Using a standard normal distribution table or calculator, we can find that the z-score for a cumulative probability of 0.6 is approximately 0.2533.
Therefore, the z-score location that separates the distribution with 60% in the body on the right-hand side is approximately 0.2533.
b) To find the z-score location that separates the distribution into sections with 90% in the body on the left-hand side, we need to find the z-score that corresponds to a cumulative probability of 0.9.
Using a standard normal distribution table or calculator, we can find that the z-score for a cumulative probability of 0.9 is approximately 1.2816.
Therefore, the z-score location that separates the distribution with 90% in the body on the left-hand side is approximately 1.2816.
To find the z-score location that separates a normal distribution into specific sections, we can use a standard normal distribution table or a statistical calculator. The z-score represents the number of standard deviations a value is from the mean of the distribution.
a) To determine the z-score location that separates 60% of the distribution to the right-hand side, we need to find the z-score at the cumulative area of 0.40 (1 - 0.60).

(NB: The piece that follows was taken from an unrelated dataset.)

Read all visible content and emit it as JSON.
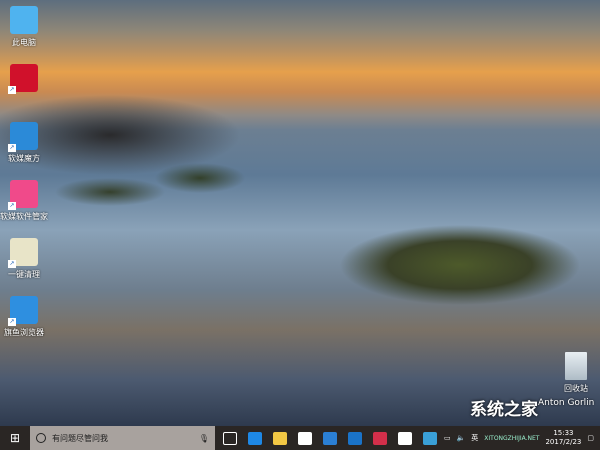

This means we are looking for the z-score that corresponds to the 40th percentile.
Using a standard normal distribution table or a statistical calculator, we can find that a z-score of approximately 0.25 separates 60% of the distribution to the right-hand side.

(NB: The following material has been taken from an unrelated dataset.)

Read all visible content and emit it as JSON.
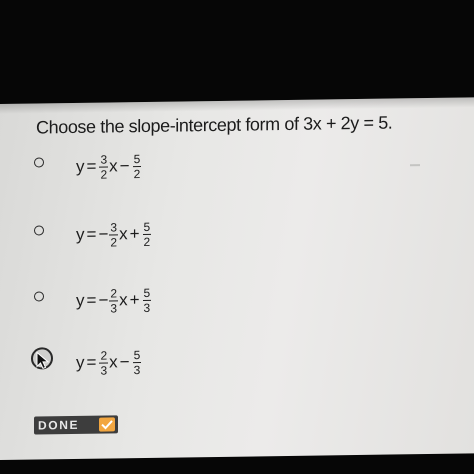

b) To identify the z-score location that separates 90% of the distribution to the left-hand side, we need to find the z-score at the cumulative area of 0.90. This means we are looking for the z-score that corresponds to the 90th percentile.
Using a standard normal distribution table or a statistical calculator, we can find that a z-score of approximately -1.28 separates 90% of the distribution to the left-hand side.
Note: The specific values may vary slightly due to rounding or table accuracy, but these approximate values should be sufficient for most practical purposes.